“I am really quite close, I am very close, to the cutting edge in AI and it scares the hell out of me, It’s capable of vastly more than almost anyone knows and the rate of improvement is exponential.” – Elon Musk
“We have seen AI providing conversation and comfort to the lonely; we have also seen AI engaging in racial discrimination. Yet the biggest harm that AI is likely to do to individuals in the short term is job displacement, as the amount of work we can automate with AI is vastly larger than before. As leaders, it is incumbent on all of us to make sure we are building a world in which every individual has an opportunity to thrive.” -Andrew Ng
“The development of full artificial intelligence could spell the end of the human race….It would take off on its own, and re-design itself at an ever-increasing rate.
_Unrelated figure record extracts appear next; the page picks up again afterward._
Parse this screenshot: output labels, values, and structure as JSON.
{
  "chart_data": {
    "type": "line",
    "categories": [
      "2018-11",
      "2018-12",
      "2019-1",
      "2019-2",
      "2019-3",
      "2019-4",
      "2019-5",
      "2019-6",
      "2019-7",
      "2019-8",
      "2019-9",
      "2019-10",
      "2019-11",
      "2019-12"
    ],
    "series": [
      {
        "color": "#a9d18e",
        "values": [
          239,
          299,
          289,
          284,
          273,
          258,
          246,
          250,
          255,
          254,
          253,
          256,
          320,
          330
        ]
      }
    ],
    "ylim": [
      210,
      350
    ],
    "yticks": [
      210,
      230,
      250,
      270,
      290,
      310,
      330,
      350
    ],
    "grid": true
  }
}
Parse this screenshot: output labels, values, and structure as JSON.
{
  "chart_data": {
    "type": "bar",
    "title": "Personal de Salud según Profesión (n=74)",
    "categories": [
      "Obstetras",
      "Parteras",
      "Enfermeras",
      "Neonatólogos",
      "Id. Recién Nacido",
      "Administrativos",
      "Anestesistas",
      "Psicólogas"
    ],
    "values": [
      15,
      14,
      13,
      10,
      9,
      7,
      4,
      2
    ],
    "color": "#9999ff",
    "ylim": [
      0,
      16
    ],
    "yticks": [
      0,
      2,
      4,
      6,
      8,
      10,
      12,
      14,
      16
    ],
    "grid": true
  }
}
Humans, who are limited by slow biological evolution, couldn’t compete, and would be superseded.” – Stephen Hawking
When a layman watches videos like the ones above and reads about the dangers of the coming of age of AI from industry stalwarts, they would understandably be quite scared. Questions such as, ‘Is AI gaining consciousness?’ ‘Is Skynet being built and are we moving towards a human vs AI terminator style Armageddon?’ would pop up in their mind.
So, how close is the current state of the art research to Skynet?
Leading this pack is GPT-3,(Generative Pre-Trained Transformer 3), 175 billion parameters( don’t need to understand, just know that it is really large!) model from Open AI, released in June 2020.
The ambition of the research to create GPT-3 was a bit different. The major reason GPT-3 was created was to show, just like we humans can do a lot of tasks( like sentence equivalence, sentiment analysis of a sentence, etc) of the English language with very few examples, a model can do that as well, if given enough data. Something known as few shot learning in the domain. But, GPT-3, after it had been created, gave some very important statistics.
- GPT-3 could convert English instructions to actual snippets of code. (Limited by the size of sequence length – don’t need to understand. Just understand, it could write code on its own but for small stuff)
- Only 52% of the articles written by GPT-3 could be disambiguated by human checkers, saying that it was not written by a human. (That’s half! GPT-3, fooled human evaluators half the time!)
- This one is interesting but a bit technical.
GPT-3 could actually do maths that it had never seen before. It had an accuracy of around 100 percent on both 2-digit additions and 2-digit subtractions and around 80 percent on 3-digit additions and 90 percent on 3-digit subtractions. What is impressive about this is, the model has only seen 0.85% (17 out of 2000) of the experimental test cases in training. Still, it achieves an accuracy of 100 percent. So, the answers are not a result of sequence memorization. So, what exactly is going on here?
- It is great at summarization of articles. Technically speaking – Abstract summarization.
Another very interesting part about this is, GPT-3 is 116.67 times larger than its predecessor GPT-2. The major reason OpenAI decided to create a larger model with more data is that they saw the performance improvement with respect to size and realized that the improvement did not concur with the law of diminishing return. The interesting thing about the various sizes of GPT-3 is, they still have not found a plateauing region, so GPT-4 is definitely on the cards, probably looking at multi-trillion parameters. So, has GPT-3 understood the basics of how to learn , and shall we be closer to AI sentience with GPT-4?
If you ask my humble opinion, I still feel that it is finding out patterns, mapping the patterns within themselves, and remembering them, than actually learning them. However, that leads to the question, isn’t understanding underlying patterns in tasks what we do for understanding contexts as well? When we were really young, we did not understand exactly what was going on but memorize number tables like
5 one za 5, 5 two za 10, 5 three za fifteeeeen…. ( If you can’t relate, you had a more privileged childhood than I did.)
Isn’t GPT-3 on the same tracks as well? It might not happen the next year, it might not happen in the next five years, it might not happen with a transformer architecture, but I feel natural language understanding is coming. Along with that, AI sentience. I am hopeful for the future. But, that future will take some time to come.
Until next time, cheers.
Footnote(No need to read if non-technical background): We already have larger models now. For example Google T5-XXL and Google Switch transformers architecture. Google switch transformers have 1.6 trillion ( Yes, trillion) parameters. But during the time of this article, we don’t have much exposure to what switch transformers can or can not do. So, looking forward to that.